The waterjet drive could turn the boat exactly on its center if needed, but with the keel designing for moving ahead rather than sideways in water, it wasn’t a fast maneuver. Instead, she’d get up speed and then carve a turn away from the two fish in the water.
“Ready depth charges, set for a spread of five, ten, and twenty meters depth. They’re Mark 46 fish. They’re designed to locate us, come in under the center of our keel, then explode to break our ship’s back. We’re not going to let that happen.”
She’d trained for seventeen years for this moment. Ever since her days as a cadet at the Naval Warfare Centre she’d dreamed of entering action. She was now older and wiser enough to hope that it never happened, but it didn’t stop her desire to bring pain to the Russians. Too many years they’d been the bogeyman of all Europe and a chance beckoned to bring them down further than they’d already done to themselves in Ukraine.

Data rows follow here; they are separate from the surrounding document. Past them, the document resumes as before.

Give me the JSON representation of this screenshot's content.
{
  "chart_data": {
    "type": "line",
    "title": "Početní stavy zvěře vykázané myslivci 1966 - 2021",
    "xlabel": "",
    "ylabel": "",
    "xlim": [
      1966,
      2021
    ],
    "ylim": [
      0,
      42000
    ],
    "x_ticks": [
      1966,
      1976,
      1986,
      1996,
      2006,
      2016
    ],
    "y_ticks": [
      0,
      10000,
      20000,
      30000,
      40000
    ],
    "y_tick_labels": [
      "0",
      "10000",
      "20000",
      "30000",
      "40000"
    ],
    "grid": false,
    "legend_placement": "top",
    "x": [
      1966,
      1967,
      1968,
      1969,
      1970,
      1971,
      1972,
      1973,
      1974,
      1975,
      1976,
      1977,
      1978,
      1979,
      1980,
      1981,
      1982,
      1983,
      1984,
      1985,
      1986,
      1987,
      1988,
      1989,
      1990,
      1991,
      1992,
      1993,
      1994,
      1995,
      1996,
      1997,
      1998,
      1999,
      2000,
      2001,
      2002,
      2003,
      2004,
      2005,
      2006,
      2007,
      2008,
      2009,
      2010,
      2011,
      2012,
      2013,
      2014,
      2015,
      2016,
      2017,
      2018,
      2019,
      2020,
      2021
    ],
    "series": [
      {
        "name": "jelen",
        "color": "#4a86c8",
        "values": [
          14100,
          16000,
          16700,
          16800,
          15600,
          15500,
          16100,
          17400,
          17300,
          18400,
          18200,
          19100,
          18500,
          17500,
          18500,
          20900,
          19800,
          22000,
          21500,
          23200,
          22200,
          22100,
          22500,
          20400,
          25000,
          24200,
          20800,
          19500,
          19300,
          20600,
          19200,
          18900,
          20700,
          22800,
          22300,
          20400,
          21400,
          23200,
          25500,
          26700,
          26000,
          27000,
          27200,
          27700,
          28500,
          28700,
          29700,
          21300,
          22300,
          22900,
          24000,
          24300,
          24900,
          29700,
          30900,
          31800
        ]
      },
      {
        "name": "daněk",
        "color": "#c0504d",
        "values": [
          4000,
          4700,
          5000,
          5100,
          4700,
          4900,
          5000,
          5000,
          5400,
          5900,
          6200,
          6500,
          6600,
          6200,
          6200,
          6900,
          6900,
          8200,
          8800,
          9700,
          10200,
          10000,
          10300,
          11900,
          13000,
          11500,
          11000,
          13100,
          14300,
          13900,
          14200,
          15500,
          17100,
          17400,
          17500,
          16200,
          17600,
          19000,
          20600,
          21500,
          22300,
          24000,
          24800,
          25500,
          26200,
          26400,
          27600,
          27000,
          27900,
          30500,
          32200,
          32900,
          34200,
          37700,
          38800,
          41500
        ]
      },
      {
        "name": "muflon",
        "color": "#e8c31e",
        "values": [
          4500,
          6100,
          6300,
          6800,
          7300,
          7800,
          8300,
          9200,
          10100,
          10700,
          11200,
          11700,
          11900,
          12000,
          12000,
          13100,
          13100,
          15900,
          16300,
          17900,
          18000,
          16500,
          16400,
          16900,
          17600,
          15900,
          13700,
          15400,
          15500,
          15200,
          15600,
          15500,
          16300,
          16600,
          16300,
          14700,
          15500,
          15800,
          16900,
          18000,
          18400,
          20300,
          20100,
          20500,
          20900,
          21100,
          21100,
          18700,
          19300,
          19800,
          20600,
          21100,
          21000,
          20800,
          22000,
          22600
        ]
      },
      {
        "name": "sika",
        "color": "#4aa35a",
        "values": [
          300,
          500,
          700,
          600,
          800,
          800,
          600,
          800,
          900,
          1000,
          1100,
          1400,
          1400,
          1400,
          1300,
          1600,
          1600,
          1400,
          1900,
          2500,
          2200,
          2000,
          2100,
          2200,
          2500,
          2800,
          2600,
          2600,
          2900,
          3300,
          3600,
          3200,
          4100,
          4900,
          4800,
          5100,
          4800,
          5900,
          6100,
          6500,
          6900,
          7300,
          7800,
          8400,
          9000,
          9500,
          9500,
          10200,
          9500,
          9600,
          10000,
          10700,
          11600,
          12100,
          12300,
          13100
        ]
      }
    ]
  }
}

Except the NATO general had said they were Mark 46 weapons. Those were US and NATO standard, not Russian.
Time to worry about that later.
When the ship hit twenty knots, she called out to the helmsman, “Start your turn. One-eighty about. Try not to hole us on any ice at this speed.”
“Roger, Kommendör. Turning north and continuing for heading two-seven-zero.” Due west.
The water jets were powerful enough that they would continue to accelerate through the turn. She leaned upslope as the ship heeled outward on the turn.
Kerstin resisted the urge to remind the helmsman not to heel so far over that one of the waterjet’s intakes sucked air.